I wish Eric had described and used some of the methods of investigation from the crime fiction he had been reading during his days at the Club. Eric draws upon no fictional sleuths of that era..

I wish Avery had been more developed as a character. He aids Eric but is not a true assistant. Most of the time Eric acts on his own. One of the strengths of the Sherlock Holmes series is the active participation of Dr. Watson.

I cannot recall reading about the status of English / Chinese and Chinese people in England during and after WW I. If anything Canada treated its Chinese residents of that era worse than England. There was discriminatory legislation and Chinese Canadians were not granted the vote until 1947.

A Gentleman’s Murder is a promising start to Huang’s crime fiction career.

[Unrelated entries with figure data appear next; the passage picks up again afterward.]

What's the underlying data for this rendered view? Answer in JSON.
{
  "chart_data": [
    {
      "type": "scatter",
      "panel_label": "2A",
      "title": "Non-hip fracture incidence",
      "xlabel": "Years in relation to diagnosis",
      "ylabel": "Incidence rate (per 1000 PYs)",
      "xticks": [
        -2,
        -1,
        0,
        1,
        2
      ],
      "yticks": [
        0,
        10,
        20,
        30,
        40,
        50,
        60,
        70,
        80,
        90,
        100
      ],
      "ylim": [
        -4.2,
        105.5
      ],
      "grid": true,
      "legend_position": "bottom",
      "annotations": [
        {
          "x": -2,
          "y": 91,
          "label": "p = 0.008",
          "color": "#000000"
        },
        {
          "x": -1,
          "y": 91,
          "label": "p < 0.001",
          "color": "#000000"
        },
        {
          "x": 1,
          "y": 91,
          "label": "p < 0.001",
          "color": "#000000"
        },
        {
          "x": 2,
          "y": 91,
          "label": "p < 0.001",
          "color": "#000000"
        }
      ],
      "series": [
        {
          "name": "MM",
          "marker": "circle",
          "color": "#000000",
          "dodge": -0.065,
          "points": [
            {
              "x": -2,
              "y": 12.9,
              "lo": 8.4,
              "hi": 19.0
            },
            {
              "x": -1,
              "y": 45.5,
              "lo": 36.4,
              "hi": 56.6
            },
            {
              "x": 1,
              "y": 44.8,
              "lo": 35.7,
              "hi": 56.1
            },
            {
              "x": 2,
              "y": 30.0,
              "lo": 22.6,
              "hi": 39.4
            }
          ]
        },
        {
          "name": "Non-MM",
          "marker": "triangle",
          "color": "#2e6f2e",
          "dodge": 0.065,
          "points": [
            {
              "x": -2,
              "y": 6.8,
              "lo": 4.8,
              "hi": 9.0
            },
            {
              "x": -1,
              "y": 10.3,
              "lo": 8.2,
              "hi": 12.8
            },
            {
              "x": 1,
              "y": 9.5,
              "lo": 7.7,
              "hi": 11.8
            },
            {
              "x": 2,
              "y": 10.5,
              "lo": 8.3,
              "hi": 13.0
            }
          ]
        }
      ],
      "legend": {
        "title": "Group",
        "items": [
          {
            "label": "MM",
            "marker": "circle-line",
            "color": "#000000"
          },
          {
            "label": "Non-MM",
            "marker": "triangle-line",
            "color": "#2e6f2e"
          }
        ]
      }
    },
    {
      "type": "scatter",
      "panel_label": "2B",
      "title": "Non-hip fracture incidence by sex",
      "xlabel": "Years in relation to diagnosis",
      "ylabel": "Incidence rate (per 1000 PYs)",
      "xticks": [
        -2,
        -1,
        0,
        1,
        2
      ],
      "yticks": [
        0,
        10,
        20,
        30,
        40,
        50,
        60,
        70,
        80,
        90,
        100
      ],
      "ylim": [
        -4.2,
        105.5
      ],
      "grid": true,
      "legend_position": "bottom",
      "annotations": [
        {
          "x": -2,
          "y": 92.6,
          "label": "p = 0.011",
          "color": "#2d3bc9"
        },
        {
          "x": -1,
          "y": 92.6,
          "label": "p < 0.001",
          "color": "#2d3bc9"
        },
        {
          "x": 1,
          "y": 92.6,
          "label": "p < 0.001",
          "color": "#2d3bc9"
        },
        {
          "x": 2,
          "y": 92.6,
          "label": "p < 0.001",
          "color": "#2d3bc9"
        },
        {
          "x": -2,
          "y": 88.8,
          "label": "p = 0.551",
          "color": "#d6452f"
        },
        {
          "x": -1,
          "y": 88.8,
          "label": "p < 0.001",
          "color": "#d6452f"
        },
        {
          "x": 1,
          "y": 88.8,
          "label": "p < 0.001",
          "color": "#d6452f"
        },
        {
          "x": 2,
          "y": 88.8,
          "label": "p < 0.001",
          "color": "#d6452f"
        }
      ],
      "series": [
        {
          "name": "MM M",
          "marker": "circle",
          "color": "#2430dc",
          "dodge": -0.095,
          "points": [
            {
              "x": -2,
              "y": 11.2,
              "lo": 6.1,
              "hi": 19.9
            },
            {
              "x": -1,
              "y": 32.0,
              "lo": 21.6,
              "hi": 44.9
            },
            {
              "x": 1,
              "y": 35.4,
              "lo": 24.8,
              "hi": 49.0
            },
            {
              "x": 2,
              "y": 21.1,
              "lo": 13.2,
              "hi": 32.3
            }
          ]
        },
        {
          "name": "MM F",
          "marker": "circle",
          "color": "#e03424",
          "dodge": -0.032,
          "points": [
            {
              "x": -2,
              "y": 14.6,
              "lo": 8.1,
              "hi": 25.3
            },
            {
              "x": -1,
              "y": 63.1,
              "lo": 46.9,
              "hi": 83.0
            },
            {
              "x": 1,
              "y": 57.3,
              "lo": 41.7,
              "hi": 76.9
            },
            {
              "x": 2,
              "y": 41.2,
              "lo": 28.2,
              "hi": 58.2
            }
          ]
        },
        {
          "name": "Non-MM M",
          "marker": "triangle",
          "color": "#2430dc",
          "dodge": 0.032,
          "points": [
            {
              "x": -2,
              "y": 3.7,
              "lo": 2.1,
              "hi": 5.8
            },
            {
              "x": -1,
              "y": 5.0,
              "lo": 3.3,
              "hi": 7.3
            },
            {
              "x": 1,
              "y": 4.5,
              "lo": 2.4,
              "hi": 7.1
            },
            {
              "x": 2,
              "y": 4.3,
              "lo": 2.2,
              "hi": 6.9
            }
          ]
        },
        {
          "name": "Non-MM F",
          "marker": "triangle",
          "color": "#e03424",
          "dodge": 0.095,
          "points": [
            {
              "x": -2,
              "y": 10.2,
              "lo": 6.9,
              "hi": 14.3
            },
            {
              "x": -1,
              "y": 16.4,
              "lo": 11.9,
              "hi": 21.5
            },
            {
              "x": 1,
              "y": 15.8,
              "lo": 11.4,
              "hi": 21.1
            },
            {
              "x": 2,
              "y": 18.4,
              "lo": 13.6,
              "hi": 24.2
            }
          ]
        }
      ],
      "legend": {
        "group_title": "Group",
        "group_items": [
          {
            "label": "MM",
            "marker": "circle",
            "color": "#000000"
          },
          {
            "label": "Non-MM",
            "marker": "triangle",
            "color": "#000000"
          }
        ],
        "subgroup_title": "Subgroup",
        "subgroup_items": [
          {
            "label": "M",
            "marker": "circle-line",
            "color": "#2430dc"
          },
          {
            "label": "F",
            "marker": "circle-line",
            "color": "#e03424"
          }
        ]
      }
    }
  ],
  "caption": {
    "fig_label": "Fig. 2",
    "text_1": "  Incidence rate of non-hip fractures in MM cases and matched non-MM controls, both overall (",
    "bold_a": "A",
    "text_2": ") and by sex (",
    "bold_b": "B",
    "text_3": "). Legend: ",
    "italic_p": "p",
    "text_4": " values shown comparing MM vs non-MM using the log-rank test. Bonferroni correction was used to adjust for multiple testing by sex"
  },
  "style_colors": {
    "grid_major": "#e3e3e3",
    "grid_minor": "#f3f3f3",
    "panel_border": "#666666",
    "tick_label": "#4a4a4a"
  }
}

  1. It sounds as though this has some interesting aspects, Bill. I like the premise, and it sounds as though there's some solid discussion of the times, including its prejudices. Hmmm...the plot seems to be the focus more than the characters. Still, it sounds interesting.

  2. Margot: Thanks for the comment. There is a fair bit about the characters especially Eric.

    1. I was really surprised to learn the author of the Saint books
      Leslie Charteris had a Chinese father as the books are

      Violently British.
      Enjoy your blog very much.

      Christine Walleace

    2. Christine: Thanks for the comment. I had not known that information about his father. I learn something every day from blogging.

  3. There are some really interesting aspects to this book, from your report, though I think I, too, would feel disappointed by the lack of traditional sleuthing methods.

    1. Moira: Thanks for the comment. I would be interested in your thoughts especially on the position of English citizens of full or partial Chinese descent.